When looking at expenses and debt, as the Ocean Pines Association Board of Directors has been doing during the current budget process, it’s easy to miss the smaller things that will, when taken in total, make a difference.
A recent patron of an Ocean Pines lunch spot, for instance, noticed that the liquor bottles at the bar did not have measured-pour spouts on that particular day. It’s a small thing and it makes for a good stiff drink, but it also cuts deeply into whatever profit that drink might generate.
As has been said many times, a penny saved is not a penny earned, it’s a penny on the bottom line at full value. Although increased revenue is always the objective, tweaking expenses here and there can turn a decent bottom line into a good one.
The directors and association General Manager John Bailey understand that, but many other people might not realize the benefits of penny-pinching where it counts.
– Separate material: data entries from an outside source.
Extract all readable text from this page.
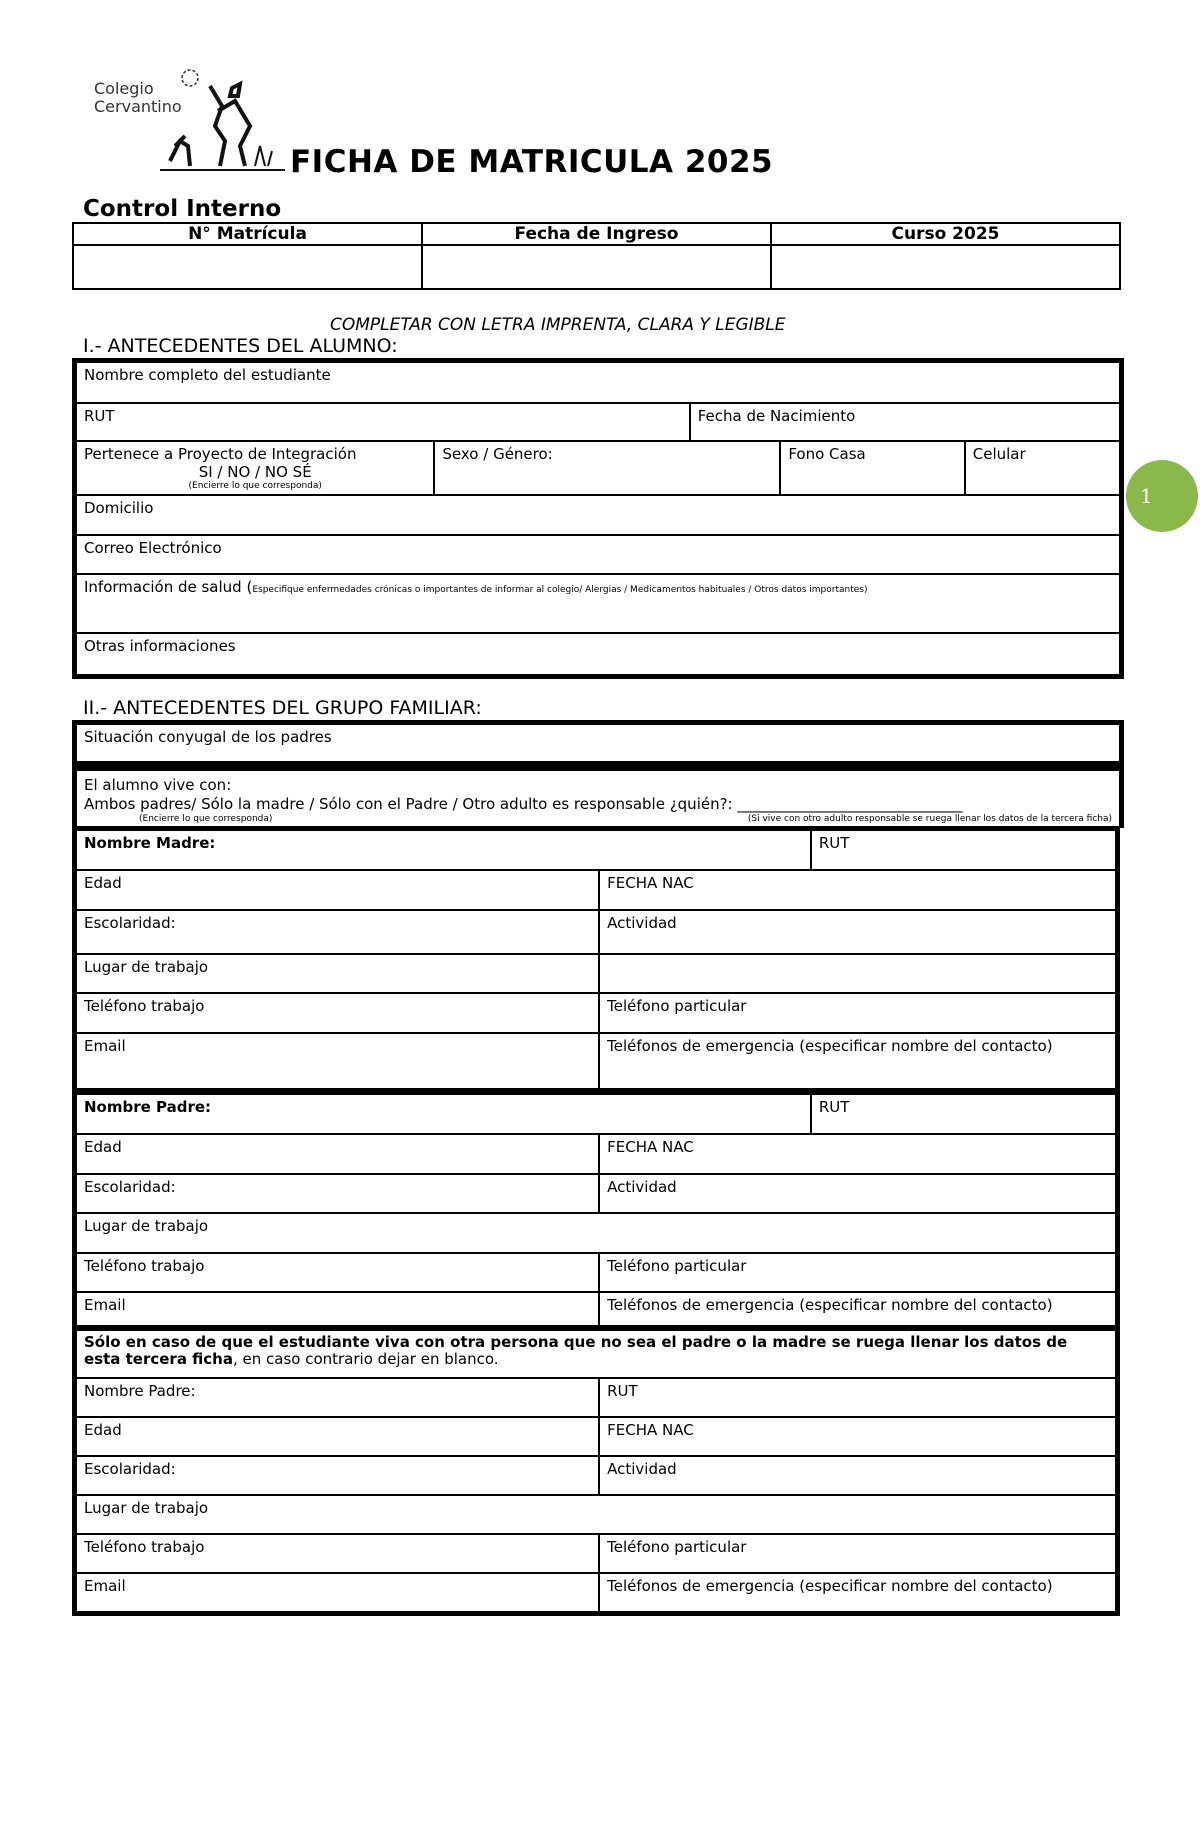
Colegio
Cervantino
FICHA DE MATRICULA 2025
Control Interno
N° Matrícula	Fecha de Ingreso	Curso 2025

COMPLETAR CON LETRA IMPRENTA, CLARA Y LEGIBLE
I.- ANTECEDENTES DEL ALUMNO:
1
Nombre completo del estudiante				
RUT		Fecha de Nacimiento		

Pertenece a Proyecto de Integración
SI / NO / NO SÉ
(Encierre lo que corresponda)	Sexo / Género:		Fono Casa	Celular
Domicilio				
Correo Electrónico				
Información de salud (Especifique enfermedades crónicas o importantes de informar al colegio/ Alergias / Medicamentos habituales / Otros datos importantes)				
Otras informaciones				
II.- ANTECEDENTES DEL GRUPO FAMILIAR:
Situación conyugal de los padres
El alumno vive con:
Ambos padres/ Sólo la madre / Sólo con el Padre / Otro adulto es responsable ¿quién?: ______________________________
(Encierre lo que corresponda)	(Si vive con otro adulto responsable se ruega llenar los datos de la tercera ficha)
Nombre Madre:		RUT
Edad	FECHA NAC	
Escolaridad:	Actividad	
Lugar de trabajo		
Teléfono trabajo	Teléfono particular	
Email	Teléfonos de emergencia (especificar nombre del contacto)	
Nombre Padre:		RUT
Edad	FECHA NAC	
Escolaridad:	Actividad	
Lugar de trabajo		
Teléfono trabajo	Teléfono particular	
Email	Teléfonos de emergencia (especificar nombre del contacto)	
Sólo en caso de que el estudiante viva con otra persona que no sea el padre o la madre se ruega llenar los datos de esta tercera ficha, en caso contrario dejar en blanco.	
Nombre Padre:	RUT
Edad	FECHA NAC
Escolaridad:	Actividad
Lugar de trabajo	
Teléfono trabajo	Teléfono particular
Email	Teléfonos de emergencia (especificar nombre del contacto)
If, for instance, an organization is running a 9 percent profit margin, a penny saved is 11 percent better than a dollar in sales.
On the revenue side, a company would have to increase its price from $1 to $1.11 to produce the same amount of profit.
Obviously, Ocean Pines can’t save its way out of its deficit without reducing the services that residents depend on and enjoy, hence the increase in assessments.
Still, as Bailey, department heads and the directors put the association back on a better business footing, they will get around to finding the smaller changes that could, in aggregate, improve the situation substantially.